Ben oui, la CIA a joué avec le feu dans les années 80, et nous avec elle.

Ben oui, l’Arabie saoudite, les Emirats arabes unis et le Pakistan avaient reconnu les Taliban et n’ont pas tenu compte des sanctions décidées par les Nations unies.

Ben oui, la France n’a pas osé expulser les attachés religieux saoudiens qui faisaient en 1998 la tournée des mosquées clandestines en banlieue pour chauffer les foules.

Ben oui, les Britanniques ont toléré le Londonistan sur leur sol jusqu’à la vague de départs vers l’Afghanistan, en juin 2000, de quelques unes de ses figures. Et ils avaient même recruté quelques jihadistes de valeur…

Ben oui, la Chine commerçait avec les Taliban jusqu’au 11 septembre.

Ben oui, c’est l’armée pakistanaise qui a détruit les Bouddhas de Bamyan et qui a entrainé les tueurs de Bombay.

Ben oui, les Allemands ont mis plus de dix ans à reconnaître que les terroristes actifs sur leur sol n’étaient pas de petits délinquants maghrébins mais des jihadistes enragés.

Ben oui, les attentats de Moscou en 1999 sont un montage de M. Poutine, le démocrate exigeant qui a su associer à son refus de la guerre en Irak MM. Chirac et de Villepin.

Ben oui, les groupes jihadistes libanais ont été financés par les Saoudiens, avec l’accord tacite de la France, pour nuire à la Syrie.

Ben oui, c’est parfois avec des gifles qu’on obtient des renseignements.

L’option d’un procès était donc inenvisageable pour l’Empire, et j’imagine les ravages dans les opinions arabes et occidentales qu’auraient provoqués les révélations plus ou moins tronquées qui auraient garni les débats.
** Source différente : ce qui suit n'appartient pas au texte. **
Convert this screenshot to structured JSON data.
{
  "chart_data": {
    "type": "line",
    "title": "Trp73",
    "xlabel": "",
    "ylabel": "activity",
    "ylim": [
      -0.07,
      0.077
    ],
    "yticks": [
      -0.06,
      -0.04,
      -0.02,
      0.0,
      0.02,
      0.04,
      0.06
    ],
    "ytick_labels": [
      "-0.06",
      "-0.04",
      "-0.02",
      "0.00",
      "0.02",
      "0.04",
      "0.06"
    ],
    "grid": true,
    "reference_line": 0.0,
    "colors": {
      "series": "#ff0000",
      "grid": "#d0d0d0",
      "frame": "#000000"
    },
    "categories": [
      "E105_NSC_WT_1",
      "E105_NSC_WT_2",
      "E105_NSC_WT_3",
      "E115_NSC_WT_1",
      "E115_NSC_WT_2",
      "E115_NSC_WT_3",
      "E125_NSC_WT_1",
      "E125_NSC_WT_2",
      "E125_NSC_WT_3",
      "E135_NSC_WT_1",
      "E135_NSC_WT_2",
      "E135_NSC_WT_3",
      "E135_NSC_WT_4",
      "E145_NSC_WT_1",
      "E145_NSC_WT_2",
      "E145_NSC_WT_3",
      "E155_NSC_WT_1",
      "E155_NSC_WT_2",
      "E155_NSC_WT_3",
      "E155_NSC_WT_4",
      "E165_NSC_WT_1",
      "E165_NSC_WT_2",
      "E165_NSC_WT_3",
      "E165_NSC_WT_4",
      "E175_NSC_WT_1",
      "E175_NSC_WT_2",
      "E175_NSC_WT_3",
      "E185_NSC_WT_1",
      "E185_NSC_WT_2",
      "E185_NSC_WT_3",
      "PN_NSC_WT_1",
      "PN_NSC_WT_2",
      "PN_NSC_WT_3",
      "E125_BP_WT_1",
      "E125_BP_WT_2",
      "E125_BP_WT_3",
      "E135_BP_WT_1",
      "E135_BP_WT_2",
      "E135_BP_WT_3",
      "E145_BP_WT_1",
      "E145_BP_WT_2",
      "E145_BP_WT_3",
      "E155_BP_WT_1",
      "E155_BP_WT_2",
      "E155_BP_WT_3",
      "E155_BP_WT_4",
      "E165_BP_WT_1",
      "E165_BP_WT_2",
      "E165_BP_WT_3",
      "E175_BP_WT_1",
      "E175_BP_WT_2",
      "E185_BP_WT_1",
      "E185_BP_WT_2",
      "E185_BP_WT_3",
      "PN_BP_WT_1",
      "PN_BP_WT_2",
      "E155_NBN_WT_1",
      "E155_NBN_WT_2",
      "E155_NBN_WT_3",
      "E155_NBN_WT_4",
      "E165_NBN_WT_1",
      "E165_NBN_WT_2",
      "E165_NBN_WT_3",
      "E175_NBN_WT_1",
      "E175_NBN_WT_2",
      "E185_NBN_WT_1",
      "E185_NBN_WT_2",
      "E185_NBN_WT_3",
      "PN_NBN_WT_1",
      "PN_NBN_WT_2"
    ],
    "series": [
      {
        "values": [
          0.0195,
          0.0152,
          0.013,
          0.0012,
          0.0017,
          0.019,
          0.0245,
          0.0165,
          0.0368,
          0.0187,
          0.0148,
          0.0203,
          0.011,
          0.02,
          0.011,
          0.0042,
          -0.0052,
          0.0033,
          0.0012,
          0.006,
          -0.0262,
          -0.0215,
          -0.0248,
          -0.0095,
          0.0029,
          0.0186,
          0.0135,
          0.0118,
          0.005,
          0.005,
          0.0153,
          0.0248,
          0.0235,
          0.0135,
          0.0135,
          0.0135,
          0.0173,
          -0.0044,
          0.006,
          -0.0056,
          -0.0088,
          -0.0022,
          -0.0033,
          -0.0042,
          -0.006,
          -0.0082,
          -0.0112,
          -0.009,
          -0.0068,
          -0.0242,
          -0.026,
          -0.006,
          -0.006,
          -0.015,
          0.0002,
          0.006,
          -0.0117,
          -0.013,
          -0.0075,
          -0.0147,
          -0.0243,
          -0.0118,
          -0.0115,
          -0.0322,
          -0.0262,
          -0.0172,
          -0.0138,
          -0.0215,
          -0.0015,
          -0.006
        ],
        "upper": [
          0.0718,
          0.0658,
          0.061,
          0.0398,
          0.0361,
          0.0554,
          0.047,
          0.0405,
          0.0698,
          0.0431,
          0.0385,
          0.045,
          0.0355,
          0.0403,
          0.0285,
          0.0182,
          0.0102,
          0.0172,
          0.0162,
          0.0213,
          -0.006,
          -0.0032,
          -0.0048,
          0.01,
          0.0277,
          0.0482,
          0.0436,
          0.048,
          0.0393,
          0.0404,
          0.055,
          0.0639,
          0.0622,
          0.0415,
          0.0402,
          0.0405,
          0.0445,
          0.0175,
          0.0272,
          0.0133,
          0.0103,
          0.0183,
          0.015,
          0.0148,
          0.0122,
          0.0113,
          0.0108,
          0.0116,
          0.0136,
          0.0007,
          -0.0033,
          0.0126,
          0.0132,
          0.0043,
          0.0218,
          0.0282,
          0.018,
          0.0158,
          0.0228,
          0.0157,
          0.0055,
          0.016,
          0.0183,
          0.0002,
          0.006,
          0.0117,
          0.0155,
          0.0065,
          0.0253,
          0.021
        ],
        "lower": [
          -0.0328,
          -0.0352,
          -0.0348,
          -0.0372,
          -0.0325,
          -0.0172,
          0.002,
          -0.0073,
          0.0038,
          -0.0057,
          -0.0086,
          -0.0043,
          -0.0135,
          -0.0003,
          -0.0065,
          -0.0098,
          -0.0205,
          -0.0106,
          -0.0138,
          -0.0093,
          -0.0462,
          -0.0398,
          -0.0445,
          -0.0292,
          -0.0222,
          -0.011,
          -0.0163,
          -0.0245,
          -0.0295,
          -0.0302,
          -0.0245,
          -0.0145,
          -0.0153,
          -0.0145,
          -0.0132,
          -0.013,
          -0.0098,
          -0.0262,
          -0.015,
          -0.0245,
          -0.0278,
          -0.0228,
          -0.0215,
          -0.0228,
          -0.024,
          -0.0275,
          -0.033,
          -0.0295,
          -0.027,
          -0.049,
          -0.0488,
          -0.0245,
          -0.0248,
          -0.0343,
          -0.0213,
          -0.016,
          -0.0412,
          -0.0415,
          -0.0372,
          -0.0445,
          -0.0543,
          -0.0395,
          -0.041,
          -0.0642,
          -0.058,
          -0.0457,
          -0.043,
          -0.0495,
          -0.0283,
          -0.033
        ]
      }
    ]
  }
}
L’élimination d’OBL présentait par ailleurs plusieurs avantages :

– évidemment, il s’agit d’un vrai succès personnel de l’Empereur ;

– de plus, les circonstances de l’assaut ont permis de déciller les yeux de certains journalistes – tout le monde ne peut pas avoir la clairvoyance de l’équipe de Rendez-vous avec X – qui découvrent, ou font mine de découvrir, que le Pakistan n’est pas notre meilleur allié dans la guerre contre Al Qaïda et sa clique de cinglés ;

– surtout, il s’agit d’un message très clair envoyé à tous les jihadistes, et c’est ainsi qu’il faut traduire le fameux « Justice has been done » : ça a pris dix ans, nous avons tâtonné, nous avons hésité, nous avons dépensé des fortunes, nous avons perdu des hommes, nous avons tué des innocents, mais au bout du compte, nous l’avons trouvé et nous l’avons tué. La déclinaison planétaire d’une affaire comparable à la mort de Khaled Kelkal, en quelque sorte.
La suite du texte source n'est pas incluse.